Durante años pensé que la fe, entendida desde la religión, significaba que todo tiene una razón de ser, sin embargo yo no me identifico con esa creencia, aunque respeto profundamente a quienes encuentran en ella su camino, aunque si soy completamente sincera si hay cofradías que me agradan y a las que les tengo un especial respeto y admiración
Porque cuando esa idea se rompe, te enfrentas a lo inexplicable. Y es ahí donde empieza el cambio en mi mentalidad: la necesidad de construirme desde otro lugar, de crear mi propia identidad: entendí que no necesito tenerlo todo claro para avanzar. Dejé de buscar certezas y, en ese cambio, apareció otra forma de fe: más personal; más real, más sincera, más mía.
Crecer con una discapacidad no te hace fuerte de forma innata por vivir con esta condición, pero sí te obliga a mirar la vida desde otro lugar. Uno donde muchas veces hay preguntas sin respuesta y, aun así, tienes que seguir.
Pero también hay una parte que no siempre se ve: me ha dado una mirada curiosa, ganas de aprender de todo lo que me rodea, y además una sensibilidad especial para comprender e interactuar con otras realidades, especialmente las de personas y colectivos vulnerables.

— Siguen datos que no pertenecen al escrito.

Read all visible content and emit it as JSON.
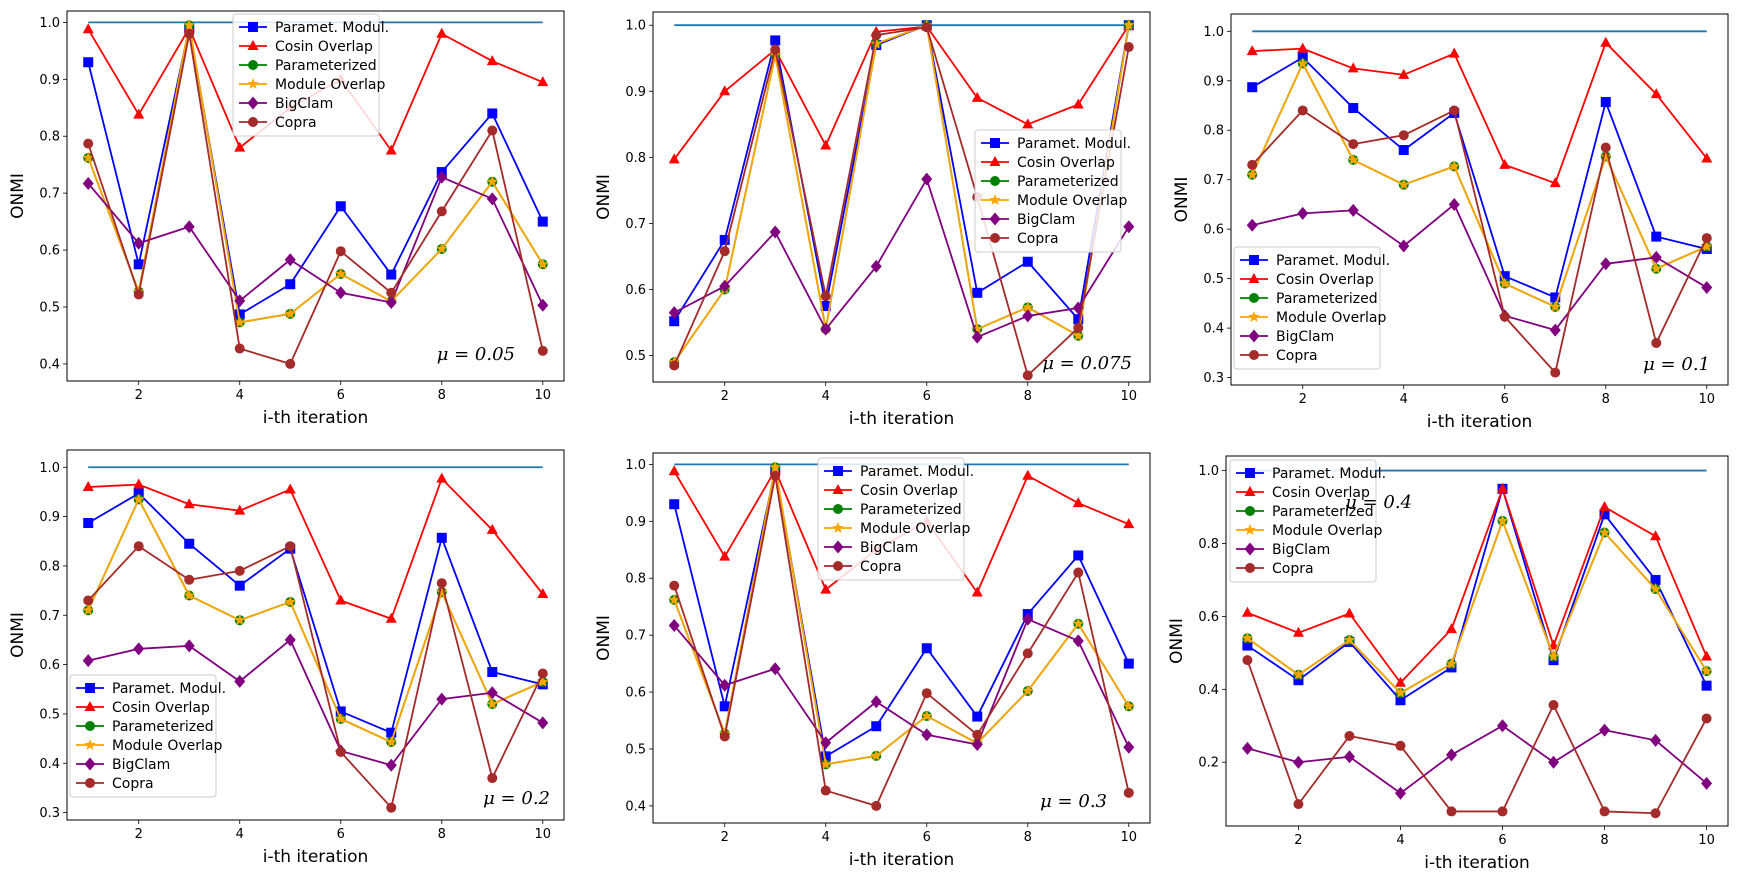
{
  "colors": {
    "Paramet. Modul.": "#0000ff",
    "Cosin Overlap": "#ff0000",
    "Parameterized": "#008000",
    "Module Overlap": "#ffa500",
    "BigClam": "#800080",
    "Copra": "#a52a2a",
    "Reference": "#1f77b4"
  },
  "legend_labels": [
    "Paramet. Modul.",
    "Cosin Overlap",
    "Parameterized",
    "Module Overlap",
    "BigClam",
    "Copra"
  ],
  "chart_data": [
    {
      "type": "line",
      "mu_label": "μ = 0.05",
      "xlabel": "i-th iteration",
      "ylabel": "ONMI",
      "x": [
        1,
        2,
        3,
        4,
        5,
        6,
        7,
        8,
        9,
        10
      ],
      "xticks": [
        2,
        4,
        6,
        8,
        10
      ],
      "yticks": [
        0.4,
        0.5,
        0.6,
        0.7,
        0.8,
        0.9,
        1.0
      ],
      "ylim": [
        0.37,
        1.02
      ],
      "legend_position": "top-center",
      "reference": [
        1,
        1,
        1,
        1,
        1,
        1,
        1,
        1,
        1,
        1
      ],
      "series": [
        {
          "name": "Paramet. Modul.",
          "values": [
            0.93,
            0.575,
            0.99,
            0.487,
            0.54,
            0.677,
            0.557,
            0.737,
            0.84,
            0.65
          ]
        },
        {
          "name": "Cosin Overlap",
          "values": [
            0.988,
            0.838,
            0.99,
            0.78,
            0.85,
            0.9,
            0.775,
            0.98,
            0.932,
            0.895
          ]
        },
        {
          "name": "Parameterized",
          "values": [
            0.762,
            0.527,
            0.995,
            0.473,
            0.488,
            0.558,
            0.51,
            0.602,
            0.72,
            0.575
          ]
        },
        {
          "name": "Module Overlap",
          "values": [
            0.762,
            0.527,
            0.995,
            0.473,
            0.488,
            0.558,
            0.51,
            0.602,
            0.72,
            0.575
          ]
        },
        {
          "name": "BigClam",
          "values": [
            0.717,
            0.612,
            0.641,
            0.511,
            0.583,
            0.525,
            0.508,
            0.728,
            0.69,
            0.503
          ]
        },
        {
          "name": "Copra",
          "values": [
            0.787,
            0.522,
            0.98,
            0.427,
            0.4,
            0.598,
            0.525,
            0.668,
            0.81,
            0.423
          ]
        }
      ]
    },
    {
      "type": "line",
      "mu_label": "μ = 0.075",
      "xlabel": "i-th iteration",
      "ylabel": "ONMI",
      "x": [
        1,
        2,
        3,
        4,
        5,
        6,
        7,
        8,
        9,
        10
      ],
      "xticks": [
        2,
        4,
        6,
        8,
        10
      ],
      "yticks": [
        0.5,
        0.6,
        0.7,
        0.8,
        0.9,
        1.0
      ],
      "ylim": [
        0.46,
        1.02
      ],
      "legend_position": "center-right",
      "reference": [
        1,
        1,
        1,
        1,
        1,
        1,
        1,
        1,
        1,
        1
      ],
      "series": [
        {
          "name": "Paramet. Modul.",
          "values": [
            0.552,
            0.675,
            0.977,
            0.575,
            0.97,
            1.0,
            0.595,
            0.642,
            0.555,
            1.0
          ]
        },
        {
          "name": "Cosin Overlap",
          "values": [
            0.797,
            0.9,
            0.963,
            0.818,
            0.99,
            0.998,
            0.89,
            0.85,
            0.88,
            1.0
          ]
        },
        {
          "name": "Parameterized",
          "values": [
            0.49,
            0.6,
            0.955,
            0.54,
            0.972,
            1.0,
            0.54,
            0.573,
            0.53,
            1.0
          ]
        },
        {
          "name": "Module Overlap",
          "values": [
            0.49,
            0.6,
            0.955,
            0.54,
            0.972,
            1.0,
            0.54,
            0.573,
            0.53,
            1.0
          ]
        },
        {
          "name": "BigClam",
          "values": [
            0.565,
            0.605,
            0.687,
            0.54,
            0.635,
            0.767,
            0.528,
            0.56,
            0.572,
            0.695
          ]
        },
        {
          "name": "Copra",
          "values": [
            0.485,
            0.658,
            0.963,
            0.59,
            0.985,
            0.997,
            0.74,
            0.47,
            0.542,
            0.967
          ]
        }
      ]
    },
    {
      "type": "line",
      "mu_label": "μ = 0.1",
      "xlabel": "i-th iteration",
      "ylabel": "ONMI",
      "x": [
        1,
        2,
        3,
        4,
        5,
        6,
        7,
        8,
        9,
        10
      ],
      "xticks": [
        2,
        4,
        6,
        8,
        10
      ],
      "yticks": [
        0.3,
        0.4,
        0.5,
        0.6,
        0.7,
        0.8,
        0.9,
        1.0
      ],
      "ylim": [
        0.285,
        1.035
      ],
      "legend_position": "lower-left",
      "reference": [
        1,
        1,
        1,
        1,
        1,
        1,
        1,
        1,
        1,
        1
      ],
      "series": [
        {
          "name": "Paramet. Modul.",
          "values": [
            0.887,
            0.947,
            0.845,
            0.76,
            0.835,
            0.505,
            0.462,
            0.857,
            0.585,
            0.56
          ]
        },
        {
          "name": "Cosin Overlap",
          "values": [
            0.96,
            0.965,
            0.925,
            0.912,
            0.955,
            0.73,
            0.693,
            0.977,
            0.873,
            0.743
          ]
        },
        {
          "name": "Parameterized",
          "values": [
            0.71,
            0.935,
            0.74,
            0.69,
            0.727,
            0.49,
            0.443,
            0.747,
            0.52,
            0.565
          ]
        },
        {
          "name": "Module Overlap",
          "values": [
            0.71,
            0.935,
            0.74,
            0.69,
            0.727,
            0.49,
            0.443,
            0.747,
            0.52,
            0.565
          ]
        },
        {
          "name": "BigClam",
          "values": [
            0.608,
            0.632,
            0.638,
            0.566,
            0.65,
            0.425,
            0.396,
            0.53,
            0.543,
            0.482
          ]
        },
        {
          "name": "Copra",
          "values": [
            0.73,
            0.84,
            0.772,
            0.79,
            0.84,
            0.423,
            0.31,
            0.765,
            0.37,
            0.582
          ]
        }
      ]
    },
    {
      "type": "line",
      "mu_label": "μ = 0.2",
      "xlabel": "i-th iteration",
      "ylabel": "ONMI",
      "x": [
        1,
        2,
        3,
        4,
        5,
        6,
        7,
        8,
        9,
        10
      ],
      "xticks": [
        2,
        4,
        6,
        8,
        10
      ],
      "yticks": [
        0.3,
        0.4,
        0.5,
        0.6,
        0.7,
        0.8,
        0.9,
        1.0
      ],
      "ylim": [
        0.285,
        1.035
      ],
      "legend_position": "lower-left",
      "reference": [
        1,
        1,
        1,
        1,
        1,
        1,
        1,
        1,
        1,
        1
      ],
      "series": [
        {
          "name": "Paramet. Modul.",
          "values": [
            0.887,
            0.947,
            0.845,
            0.76,
            0.835,
            0.505,
            0.462,
            0.857,
            0.585,
            0.56
          ]
        },
        {
          "name": "Cosin Overlap",
          "values": [
            0.96,
            0.965,
            0.925,
            0.912,
            0.955,
            0.73,
            0.693,
            0.977,
            0.873,
            0.743
          ]
        },
        {
          "name": "Parameterized",
          "values": [
            0.71,
            0.935,
            0.74,
            0.69,
            0.727,
            0.49,
            0.443,
            0.747,
            0.52,
            0.565
          ]
        },
        {
          "name": "Module Overlap",
          "values": [
            0.71,
            0.935,
            0.74,
            0.69,
            0.727,
            0.49,
            0.443,
            0.747,
            0.52,
            0.565
          ]
        },
        {
          "name": "BigClam",
          "values": [
            0.608,
            0.632,
            0.638,
            0.566,
            0.65,
            0.425,
            0.396,
            0.53,
            0.543,
            0.482
          ]
        },
        {
          "name": "Copra",
          "values": [
            0.73,
            0.84,
            0.772,
            0.79,
            0.84,
            0.423,
            0.31,
            0.765,
            0.37,
            0.582
          ]
        }
      ]
    },
    {
      "type": "line",
      "mu_label": "μ = 0.3",
      "xlabel": "i-th iteration",
      "ylabel": "ONMI",
      "x": [
        1,
        2,
        3,
        4,
        5,
        6,
        7,
        8,
        9,
        10
      ],
      "xticks": [
        2,
        4,
        6,
        8,
        10
      ],
      "yticks": [
        0.4,
        0.5,
        0.6,
        0.7,
        0.8,
        0.9,
        1.0
      ],
      "ylim": [
        0.37,
        1.02
      ],
      "legend_position": "top-center",
      "reference": [
        1,
        1,
        1,
        1,
        1,
        1,
        1,
        1,
        1,
        1
      ],
      "series": [
        {
          "name": "Paramet. Modul.",
          "values": [
            0.93,
            0.575,
            0.99,
            0.487,
            0.54,
            0.677,
            0.557,
            0.737,
            0.84,
            0.65
          ]
        },
        {
          "name": "Cosin Overlap",
          "values": [
            0.988,
            0.838,
            0.99,
            0.78,
            0.85,
            0.9,
            0.775,
            0.98,
            0.932,
            0.895
          ]
        },
        {
          "name": "Parameterized",
          "values": [
            0.762,
            0.527,
            0.995,
            0.473,
            0.488,
            0.558,
            0.51,
            0.602,
            0.72,
            0.575
          ]
        },
        {
          "name": "Module Overlap",
          "values": [
            0.762,
            0.527,
            0.995,
            0.473,
            0.488,
            0.558,
            0.51,
            0.602,
            0.72,
            0.575
          ]
        },
        {
          "name": "BigClam",
          "values": [
            0.717,
            0.612,
            0.641,
            0.511,
            0.583,
            0.525,
            0.508,
            0.728,
            0.69,
            0.503
          ]
        },
        {
          "name": "Copra",
          "values": [
            0.787,
            0.522,
            0.98,
            0.427,
            0.4,
            0.598,
            0.525,
            0.668,
            0.81,
            0.423
          ]
        }
      ]
    },
    {
      "type": "line",
      "mu_label": "μ = 0.4",
      "xlabel": "i-th iteration",
      "ylabel": "ONMI",
      "x": [
        1,
        2,
        3,
        4,
        5,
        6,
        7,
        8,
        9,
        10
      ],
      "xticks": [
        2,
        4,
        6,
        8,
        10
      ],
      "yticks": [
        0.2,
        0.4,
        0.6,
        0.8,
        1.0
      ],
      "ylim": [
        0.025,
        1.04
      ],
      "legend_position": "top-left",
      "reference": [
        1,
        1,
        1,
        1,
        1,
        1,
        1,
        1,
        1,
        1
      ],
      "series": [
        {
          "name": "Paramet. Modul.",
          "values": [
            0.52,
            0.425,
            0.53,
            0.37,
            0.46,
            0.95,
            0.48,
            0.88,
            0.7,
            0.41
          ]
        },
        {
          "name": "Cosin Overlap",
          "values": [
            0.61,
            0.555,
            0.608,
            0.418,
            0.565,
            0.95,
            0.52,
            0.9,
            0.82,
            0.49
          ]
        },
        {
          "name": "Parameterized",
          "values": [
            0.54,
            0.44,
            0.535,
            0.39,
            0.47,
            0.862,
            0.49,
            0.83,
            0.675,
            0.45
          ]
        },
        {
          "name": "Module Overlap",
          "values": [
            0.54,
            0.44,
            0.535,
            0.39,
            0.47,
            0.862,
            0.49,
            0.83,
            0.675,
            0.45
          ]
        },
        {
          "name": "BigClam",
          "values": [
            0.238,
            0.2,
            0.215,
            0.115,
            0.22,
            0.3,
            0.2,
            0.288,
            0.26,
            0.142
          ]
        },
        {
          "name": "Copra",
          "values": [
            0.48,
            0.085,
            0.272,
            0.245,
            0.065,
            0.065,
            0.357,
            0.065,
            0.06,
            0.32
          ]
        }
      ]
    }
  ]
}
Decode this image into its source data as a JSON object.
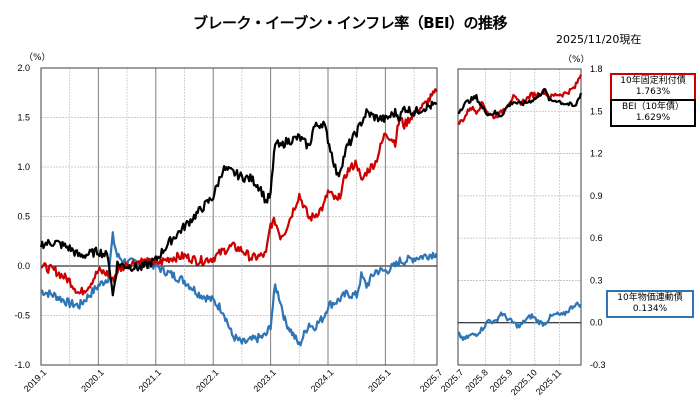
{
  "title": "ブレーク・イーブン・インフレ率（BEI）の推移",
  "as_of": "2025/11/20現在",
  "unit_left": "（%）",
  "unit_right": "（%）",
  "legend": [
    {
      "name": "10年固定利付債",
      "value": "1.763%",
      "color": "#cc0000"
    },
    {
      "name": "BEI（10年債）",
      "value": "1.629%",
      "color": "#000000"
    },
    {
      "name": "10年物価連動債",
      "value": "0.134%",
      "color": "#2e75b6"
    }
  ],
  "chart_data": [
    {
      "type": "line",
      "title": "ブレーク・イーブン・インフレ率（BEI）の推移",
      "xlabel": "",
      "ylabel": "（%）",
      "ylim": [
        -1.0,
        2.0
      ],
      "yticks": [
        "2.0",
        "1.5",
        "1.0",
        "0.5",
        "0.0",
        "-0.5",
        "-1.0"
      ],
      "xticks": [
        "2019.1",
        "2020.1",
        "2021.1",
        "2022.1",
        "2023.1",
        "2024.1",
        "2025.1",
        "2025.7"
      ],
      "grid": true,
      "x": [
        2019.0,
        2019.25,
        2019.5,
        2019.67,
        2019.83,
        2020.0,
        2020.17,
        2020.25,
        2020.33,
        2020.5,
        2020.75,
        2021.0,
        2021.25,
        2021.5,
        2021.75,
        2022.0,
        2022.17,
        2022.33,
        2022.5,
        2022.67,
        2022.83,
        2022.92,
        2023.0,
        2023.08,
        2023.17,
        2023.25,
        2023.5,
        2023.67,
        2023.75,
        2023.92,
        2024.0,
        2024.17,
        2024.33,
        2024.5,
        2024.58,
        2024.67,
        2024.83,
        2025.0,
        2025.17,
        2025.25,
        2025.33,
        2025.5,
        2025.67,
        2025.89
      ],
      "series": [
        {
          "name": "BEI（10年債）",
          "color": "#000000",
          "values": [
            0.22,
            0.24,
            0.18,
            0.1,
            0.12,
            0.15,
            0.1,
            -0.3,
            0.02,
            0.0,
            -0.02,
            0.06,
            0.25,
            0.4,
            0.55,
            0.7,
            0.98,
            0.95,
            0.9,
            0.88,
            0.78,
            0.65,
            0.72,
            1.25,
            1.2,
            1.25,
            1.3,
            1.2,
            1.4,
            1.45,
            1.28,
            0.9,
            1.2,
            1.35,
            1.45,
            1.55,
            1.5,
            1.48,
            1.55,
            1.5,
            1.6,
            1.55,
            1.6,
            1.63
          ]
        },
        {
          "name": "10年固定利付債",
          "color": "#cc0000",
          "values": [
            0.0,
            -0.05,
            -0.15,
            -0.28,
            -0.2,
            -0.05,
            -0.08,
            -0.15,
            -0.05,
            0.02,
            0.05,
            0.02,
            0.08,
            0.1,
            0.05,
            0.08,
            0.15,
            0.2,
            0.16,
            0.08,
            0.1,
            0.12,
            0.42,
            0.45,
            0.3,
            0.35,
            0.72,
            0.48,
            0.5,
            0.6,
            0.75,
            0.65,
            0.95,
            1.05,
            0.85,
            0.95,
            1.05,
            1.35,
            1.25,
            1.5,
            1.42,
            1.55,
            1.62,
            1.76
          ]
        },
        {
          "name": "10年物価連動債",
          "color": "#2e75b6",
          "values": [
            -0.25,
            -0.3,
            -0.38,
            -0.4,
            -0.3,
            -0.2,
            -0.12,
            0.3,
            0.1,
            0.03,
            0.05,
            0.0,
            -0.08,
            -0.15,
            -0.28,
            -0.35,
            -0.45,
            -0.7,
            -0.78,
            -0.75,
            -0.72,
            -0.7,
            -0.6,
            -0.2,
            -0.35,
            -0.55,
            -0.8,
            -0.58,
            -0.62,
            -0.52,
            -0.4,
            -0.35,
            -0.28,
            -0.3,
            -0.1,
            -0.2,
            -0.05,
            -0.05,
            0.0,
            0.05,
            0.05,
            0.08,
            0.1,
            0.13
          ]
        }
      ]
    },
    {
      "type": "line",
      "title": "",
      "ylabel": "（%）",
      "ylim": [
        -0.3,
        1.8
      ],
      "yticks": [
        "1.8",
        "1.5",
        "1.2",
        "0.9",
        "0.6",
        "0.3",
        "0.0",
        "-0.3"
      ],
      "xticks": [
        "2025.7",
        "2025.8",
        "2025.9",
        "2025.10",
        "2025.11"
      ],
      "grid": true,
      "x": [
        0.0,
        0.05,
        0.1,
        0.15,
        0.2,
        0.25,
        0.3,
        0.35,
        0.4,
        0.45,
        0.5,
        0.55,
        0.6,
        0.65,
        0.7,
        0.75,
        0.8,
        0.85,
        0.9,
        0.95,
        1.0
      ],
      "series": [
        {
          "name": "BEI（10年債）",
          "color": "#000000",
          "values": [
            1.49,
            1.55,
            1.58,
            1.6,
            1.52,
            1.48,
            1.49,
            1.47,
            1.53,
            1.57,
            1.55,
            1.56,
            1.58,
            1.6,
            1.66,
            1.57,
            1.58,
            1.56,
            1.55,
            1.53,
            1.63
          ]
        },
        {
          "name": "10年固定利付債",
          "color": "#cc0000",
          "values": [
            1.41,
            1.45,
            1.53,
            1.5,
            1.56,
            1.48,
            1.46,
            1.49,
            1.55,
            1.6,
            1.56,
            1.58,
            1.62,
            1.62,
            1.64,
            1.6,
            1.62,
            1.62,
            1.64,
            1.67,
            1.76
          ]
        },
        {
          "name": "10年物価連動債",
          "color": "#2e75b6",
          "values": [
            -0.08,
            -0.12,
            -0.09,
            -0.08,
            -0.04,
            0.02,
            0.0,
            0.07,
            0.03,
            0.0,
            -0.03,
            0.02,
            0.05,
            0.01,
            -0.01,
            0.04,
            0.06,
            0.05,
            0.09,
            0.13,
            0.13
          ]
        }
      ]
    }
  ]
}
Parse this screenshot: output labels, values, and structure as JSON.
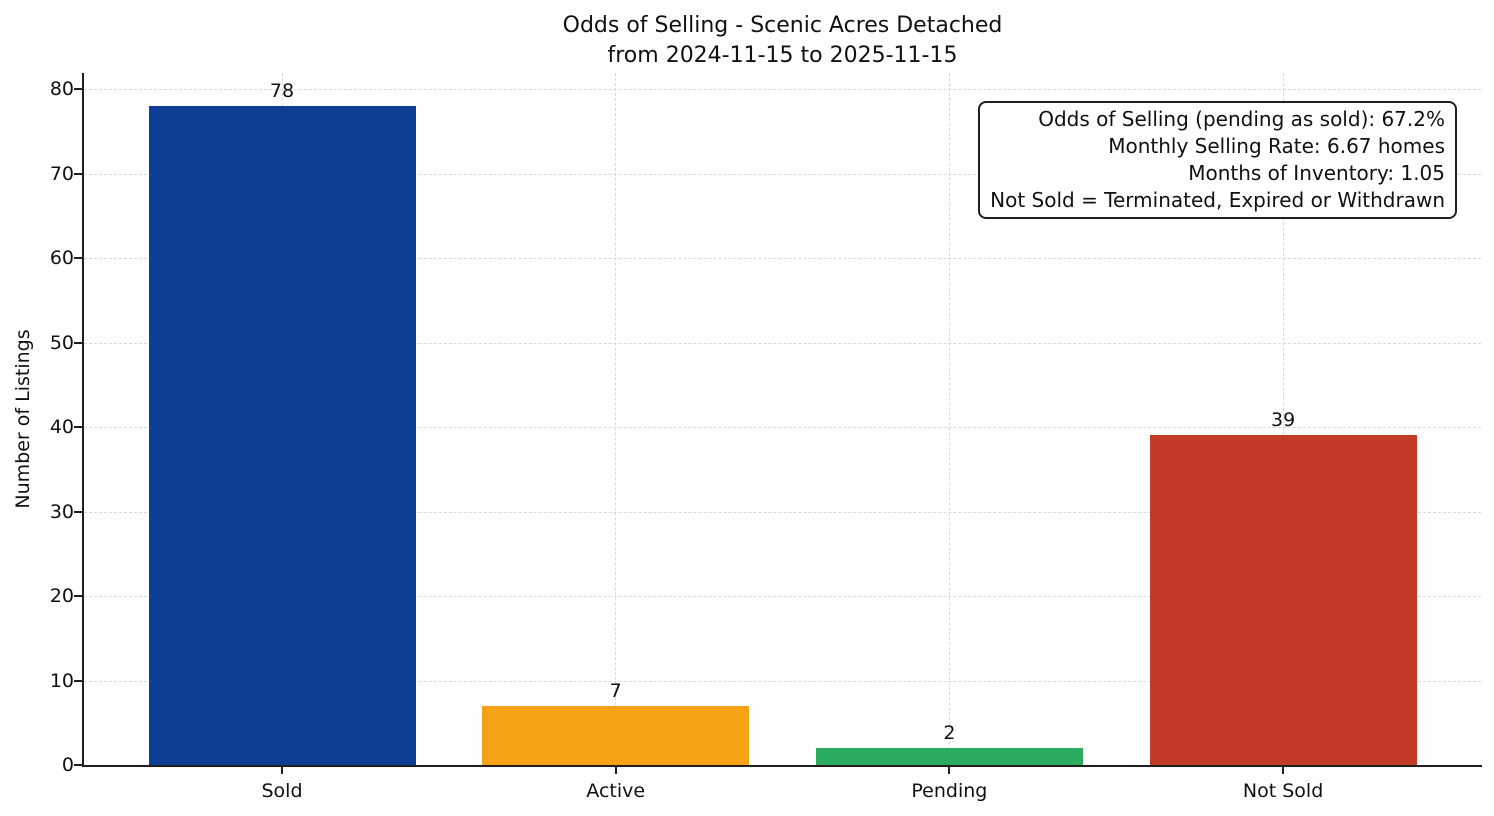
{
  "chart_data": {
    "type": "bar",
    "title": "Odds of Selling - Scenic Acres Detached",
    "subtitle": "from 2024-11-15 to 2025-11-15",
    "ylabel": "Number of Listings",
    "xlabel": "",
    "categories": [
      "Sold",
      "Active",
      "Pending",
      "Not Sold"
    ],
    "values": [
      78,
      7,
      2,
      39
    ],
    "bar_colors": [
      "#0e3d96",
      "#f5a216",
      "#2bac60",
      "#c33a28"
    ],
    "yticks": [
      0,
      10,
      20,
      30,
      40,
      50,
      60,
      70,
      80
    ],
    "ylim": [
      0,
      82
    ],
    "grid": true,
    "grid_style": "dashed",
    "legend_position": "none",
    "annotation_lines": [
      "Odds of Selling (pending as sold): 67.2%",
      "Monthly Selling Rate: 6.67 homes",
      "Months of Inventory: 1.05",
      "Not Sold = Terminated, Expired or Withdrawn"
    ],
    "colors": {
      "axis": "#1f1f1f",
      "grid": "#d9d9d9",
      "text": "#111111",
      "background": "#ffffff"
    }
  }
}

Con el tiempo comprendí algo importante: no creer en una religión no significa vivir sin fe. La mía empezó cuando acepté la incertidumbre como un espacio donde pueden surgir oportunidades, donde hay esperanza, y también nuevos comienzos.
Mi fe no viene de fuera, nace de mí. Es la confianza en mi capacidad de superación y de reconstruirme las veces que haga falta. No elimina el dolor ni la incertidumbre, pero me permite atravesarlos sin quedarme atrapada en ellos.
La he construido desde mis experiencias: cayéndome, levantándome, equivocándome; a veces con el corazón entero, otras en pedazos, pero siempre empezando de nuevo.
Construyo mi historia a mi manera.
Aparece en lo cotidiano: en seguir cuando cuesta, en aceptar lo que no entiendo, en confiar en procesos que no controlo y en reconocer mis dificultades sin dejar que definan quién soy.
También cambió mi forma de entender el control. Antes pensaba que la paz era tener todo bajo control; ahora sé que tiene más que ver con confiar en mi capacidad de adaptarme y transformarme.
Crecer con una discapacidad ha sido un reto constante, sí, pero también una escuela brutal . Me ha obligado a creer en mí cuando no había nada fuera que lo sostuviera, y ahí descubrí algo que no sabía que tenía: una fuerza silenciosa, pero firme. Esa es mi esencia; gracias a ella me reafirmo: sigo aquí, puedo, avanzo.
Mi historia no la definen mis límites, sino cómo los afronto, y hay un propósito: aportar, dejar huella, ayudar a construir un mundo más humano, más consciente, más empático.
Antes me centraba en lo grande, en busca del reconocimiento, ahora me concentro en lo pequeño, porque aunque a veces sea imperceptible, es ahí donde realmente ocurre el impacto.
Al final, así entiendo hoy la fe: no como algo espiritual ni como una certeza absoluta, sino como una convicción profunda. La convicción de que mi historia importa y de que lo que construyo tiene sentido, incluso cuando no puedo explicarlo del todo; Porque creer también es eso: quedarse, resistir, no rendirse.
Me basta con saber que continúo… forjando a la mujer que quiero llegar a ser.
Y es que, a veces, la fe no ilumina el camino… pero sí nos enseña a caminar en la oscuridad.